= Negative option billing =

Business practice

Negative option billing is a business practice in which customers are given goods or services that were not previously ordered, and must either continue to pay for the service or specifically decline it in advance of billing.

This is, for example, the model on which mail order services, such as Columbia House, and other book clubs are structured.

==US law==
According to the Federal Trade Commission, unsolicited goods are considered a gift, and the recipient is not required to pay for or return them.

This is different from situations where a customer signs up for a service or club without reading fine print and agrees to purchase goods through the mail.

A notable example is the class-action lawsuit against Scholastic Corporation by consumers who felt "harassed, deceived, intimidated, and threatened" when they tried to cancel membership.

==Canadian law==
In Canada, Parliament attempted to outlaw the practice in 1996 after a public outcry the previous year when most cable television companies added a package of new specialty services to their lineups in this manner without customers signing up for the package. This had previously been the standard manner of adding new channels to cable television service, but had not previously attracted the type of controversy that was raised by the 1995 channel launch, in part because the 1995 launch entailed a large number of channels which launched concurrently, whereas previous additions had only involved one or two channels at a time.

MP Roger Gallaway introduced a private-member's bill in 1996 to ban the practice which passed first reading, but died on the order paper when the House was dissolved for the 1997 elections. It was raised again in 1999, and was passed. Michael Janigan of the Public Interest Advocacy Centre stated:

The concern associated with the practice of negative option billing has its origins in the nature of a contract of purchase and sale, as recognized in common law. As every first year law student learns, such a contract consists of an offer and an acceptance. The history of consumer protection statutes is a chronicle of legislators attempting to ensure that the offer is conveyed without misrepresentation by the vendor to a purchaser who has an opportunity to make an informed choice to accept or refuse the offer. This is because a contract that is made with a consumer who is unaware of key elements of the contract such as price, quantity and quality of the goods to be delivered is subversive of the efficiency of the market as a whole.
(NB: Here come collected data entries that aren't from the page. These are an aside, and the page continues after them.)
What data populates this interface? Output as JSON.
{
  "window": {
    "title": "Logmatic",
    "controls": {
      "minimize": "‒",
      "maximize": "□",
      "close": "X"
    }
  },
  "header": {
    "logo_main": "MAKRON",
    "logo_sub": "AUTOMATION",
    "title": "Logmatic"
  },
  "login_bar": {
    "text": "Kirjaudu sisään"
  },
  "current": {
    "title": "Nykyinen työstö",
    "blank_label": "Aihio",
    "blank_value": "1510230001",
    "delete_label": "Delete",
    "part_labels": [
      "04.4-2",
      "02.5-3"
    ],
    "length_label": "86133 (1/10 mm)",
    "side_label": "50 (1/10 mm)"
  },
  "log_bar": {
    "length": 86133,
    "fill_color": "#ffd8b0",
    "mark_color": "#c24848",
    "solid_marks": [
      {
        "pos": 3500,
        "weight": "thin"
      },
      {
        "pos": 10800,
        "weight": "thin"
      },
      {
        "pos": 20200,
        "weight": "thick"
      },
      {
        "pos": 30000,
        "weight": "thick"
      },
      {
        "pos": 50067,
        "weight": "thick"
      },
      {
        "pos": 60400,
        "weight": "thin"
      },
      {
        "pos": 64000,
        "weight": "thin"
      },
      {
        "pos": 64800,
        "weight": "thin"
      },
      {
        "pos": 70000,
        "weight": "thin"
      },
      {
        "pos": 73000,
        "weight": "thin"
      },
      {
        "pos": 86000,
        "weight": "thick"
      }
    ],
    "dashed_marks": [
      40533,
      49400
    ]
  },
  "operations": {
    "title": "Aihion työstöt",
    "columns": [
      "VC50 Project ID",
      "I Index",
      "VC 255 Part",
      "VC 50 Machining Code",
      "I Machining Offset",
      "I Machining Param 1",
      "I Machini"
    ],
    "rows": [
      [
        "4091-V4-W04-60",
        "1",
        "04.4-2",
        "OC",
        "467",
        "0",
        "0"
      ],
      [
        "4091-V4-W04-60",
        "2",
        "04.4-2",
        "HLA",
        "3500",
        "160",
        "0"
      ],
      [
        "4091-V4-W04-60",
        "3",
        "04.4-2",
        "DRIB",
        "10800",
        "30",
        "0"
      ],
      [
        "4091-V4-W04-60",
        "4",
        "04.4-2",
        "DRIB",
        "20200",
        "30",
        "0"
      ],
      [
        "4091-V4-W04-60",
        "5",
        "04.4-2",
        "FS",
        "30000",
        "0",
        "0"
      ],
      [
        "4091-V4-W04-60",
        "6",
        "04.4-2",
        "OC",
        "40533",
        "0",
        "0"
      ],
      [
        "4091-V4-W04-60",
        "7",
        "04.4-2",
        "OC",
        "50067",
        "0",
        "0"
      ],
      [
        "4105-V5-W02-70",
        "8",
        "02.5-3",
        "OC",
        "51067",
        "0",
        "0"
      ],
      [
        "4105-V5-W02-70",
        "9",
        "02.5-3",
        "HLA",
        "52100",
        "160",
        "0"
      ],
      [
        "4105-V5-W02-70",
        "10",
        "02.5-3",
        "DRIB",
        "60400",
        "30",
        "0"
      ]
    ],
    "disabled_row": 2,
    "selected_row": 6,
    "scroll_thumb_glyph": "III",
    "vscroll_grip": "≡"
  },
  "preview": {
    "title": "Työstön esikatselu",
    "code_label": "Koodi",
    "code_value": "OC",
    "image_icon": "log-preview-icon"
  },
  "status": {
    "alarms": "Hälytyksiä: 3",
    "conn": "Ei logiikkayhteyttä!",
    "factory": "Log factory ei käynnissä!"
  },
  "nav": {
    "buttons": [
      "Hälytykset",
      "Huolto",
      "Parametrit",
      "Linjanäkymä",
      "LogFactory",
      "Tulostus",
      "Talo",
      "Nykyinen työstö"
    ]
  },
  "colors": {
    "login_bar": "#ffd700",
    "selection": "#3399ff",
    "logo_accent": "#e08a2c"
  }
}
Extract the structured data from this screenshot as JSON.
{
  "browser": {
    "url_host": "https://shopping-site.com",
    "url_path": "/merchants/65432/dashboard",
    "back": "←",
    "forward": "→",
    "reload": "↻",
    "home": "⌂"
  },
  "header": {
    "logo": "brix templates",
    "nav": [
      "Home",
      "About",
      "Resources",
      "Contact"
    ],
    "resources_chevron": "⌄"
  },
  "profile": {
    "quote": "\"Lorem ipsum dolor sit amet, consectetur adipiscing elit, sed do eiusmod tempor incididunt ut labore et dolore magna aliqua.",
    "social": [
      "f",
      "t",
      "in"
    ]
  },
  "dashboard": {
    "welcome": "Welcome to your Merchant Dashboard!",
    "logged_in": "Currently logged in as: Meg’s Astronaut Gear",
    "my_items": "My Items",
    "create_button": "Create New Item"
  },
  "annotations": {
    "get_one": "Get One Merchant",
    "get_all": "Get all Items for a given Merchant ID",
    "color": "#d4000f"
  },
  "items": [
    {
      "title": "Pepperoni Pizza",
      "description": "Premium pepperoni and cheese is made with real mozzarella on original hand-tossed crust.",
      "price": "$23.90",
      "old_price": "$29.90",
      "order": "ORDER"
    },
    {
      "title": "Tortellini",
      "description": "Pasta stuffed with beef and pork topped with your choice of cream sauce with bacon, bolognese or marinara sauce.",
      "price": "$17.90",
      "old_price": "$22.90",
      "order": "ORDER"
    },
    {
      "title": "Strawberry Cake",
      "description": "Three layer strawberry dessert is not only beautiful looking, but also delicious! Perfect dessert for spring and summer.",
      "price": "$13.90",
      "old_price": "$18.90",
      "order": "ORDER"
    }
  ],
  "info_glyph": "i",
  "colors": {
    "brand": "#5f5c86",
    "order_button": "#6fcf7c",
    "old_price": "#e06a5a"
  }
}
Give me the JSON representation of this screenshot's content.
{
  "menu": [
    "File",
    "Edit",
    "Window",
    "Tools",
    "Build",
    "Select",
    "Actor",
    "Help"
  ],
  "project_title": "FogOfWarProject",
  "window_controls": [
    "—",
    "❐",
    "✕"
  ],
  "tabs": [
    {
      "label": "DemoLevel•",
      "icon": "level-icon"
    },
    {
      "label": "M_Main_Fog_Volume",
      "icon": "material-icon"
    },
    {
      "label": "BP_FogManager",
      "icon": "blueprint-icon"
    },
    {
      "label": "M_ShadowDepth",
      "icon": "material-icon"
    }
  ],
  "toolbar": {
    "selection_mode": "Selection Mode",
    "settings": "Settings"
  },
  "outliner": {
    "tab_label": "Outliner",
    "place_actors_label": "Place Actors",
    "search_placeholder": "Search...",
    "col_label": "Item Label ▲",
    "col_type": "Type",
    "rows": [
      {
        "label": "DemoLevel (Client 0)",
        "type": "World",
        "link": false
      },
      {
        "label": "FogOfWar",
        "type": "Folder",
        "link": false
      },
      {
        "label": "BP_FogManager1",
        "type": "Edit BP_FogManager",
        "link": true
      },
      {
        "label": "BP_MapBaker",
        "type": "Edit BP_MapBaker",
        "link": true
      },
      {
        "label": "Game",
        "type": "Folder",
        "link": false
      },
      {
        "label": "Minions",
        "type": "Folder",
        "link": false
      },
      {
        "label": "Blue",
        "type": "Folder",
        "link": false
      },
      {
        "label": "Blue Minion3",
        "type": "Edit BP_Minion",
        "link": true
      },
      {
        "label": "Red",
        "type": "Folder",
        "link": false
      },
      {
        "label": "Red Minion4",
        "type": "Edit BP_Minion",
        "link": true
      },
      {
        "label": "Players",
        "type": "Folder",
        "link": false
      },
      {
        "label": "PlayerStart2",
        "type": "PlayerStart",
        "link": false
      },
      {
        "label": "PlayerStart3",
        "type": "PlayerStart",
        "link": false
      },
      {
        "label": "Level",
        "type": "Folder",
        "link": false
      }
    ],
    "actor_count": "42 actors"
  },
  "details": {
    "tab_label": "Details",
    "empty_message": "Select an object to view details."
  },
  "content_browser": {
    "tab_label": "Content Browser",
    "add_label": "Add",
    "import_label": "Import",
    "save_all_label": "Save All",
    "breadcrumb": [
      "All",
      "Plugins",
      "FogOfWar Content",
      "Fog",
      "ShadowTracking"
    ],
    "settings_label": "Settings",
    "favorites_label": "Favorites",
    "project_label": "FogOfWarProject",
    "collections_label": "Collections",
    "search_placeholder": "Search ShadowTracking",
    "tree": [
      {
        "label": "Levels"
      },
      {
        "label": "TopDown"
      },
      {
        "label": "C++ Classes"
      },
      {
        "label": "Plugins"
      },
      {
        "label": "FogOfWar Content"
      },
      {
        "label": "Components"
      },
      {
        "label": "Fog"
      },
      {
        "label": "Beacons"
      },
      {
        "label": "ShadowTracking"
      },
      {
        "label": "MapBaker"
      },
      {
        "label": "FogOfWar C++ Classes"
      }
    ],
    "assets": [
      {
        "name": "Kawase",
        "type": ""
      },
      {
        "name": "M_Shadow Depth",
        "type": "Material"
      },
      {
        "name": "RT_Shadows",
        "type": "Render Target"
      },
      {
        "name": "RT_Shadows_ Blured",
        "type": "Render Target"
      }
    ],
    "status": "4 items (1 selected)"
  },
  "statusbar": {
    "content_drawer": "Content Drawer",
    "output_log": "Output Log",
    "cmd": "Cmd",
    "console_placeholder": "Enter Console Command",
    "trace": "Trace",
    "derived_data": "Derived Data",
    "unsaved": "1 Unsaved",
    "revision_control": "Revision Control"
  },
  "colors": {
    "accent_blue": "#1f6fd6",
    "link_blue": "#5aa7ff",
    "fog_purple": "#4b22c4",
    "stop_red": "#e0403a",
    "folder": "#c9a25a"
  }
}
The Ontario government also outlawed the practice in July 2005. Ontario's regulations prohibiting negative option billing do not protect consumers from owing for goods or services that they have agreed to receive. Additionally, Alberta has outlawed negative billing in 1998.

==UK law==
In the UK the law which applies is The Consumer Protection (Distance Selling) Regulations 2000 (2000 No. 2334), specifically section 24 Inertia Selling. (This effectively replaces the repealed s.1 of the Unsolicited Goods and Services Act (1971, as amended).) In summary:
(2) The recipient [of unsolicited goods] may, as between himself and the sender, use, deal with or dispose of the goods as if they were an unconditional gift to him.

(3) The rights of the sender to the goods are extinguished.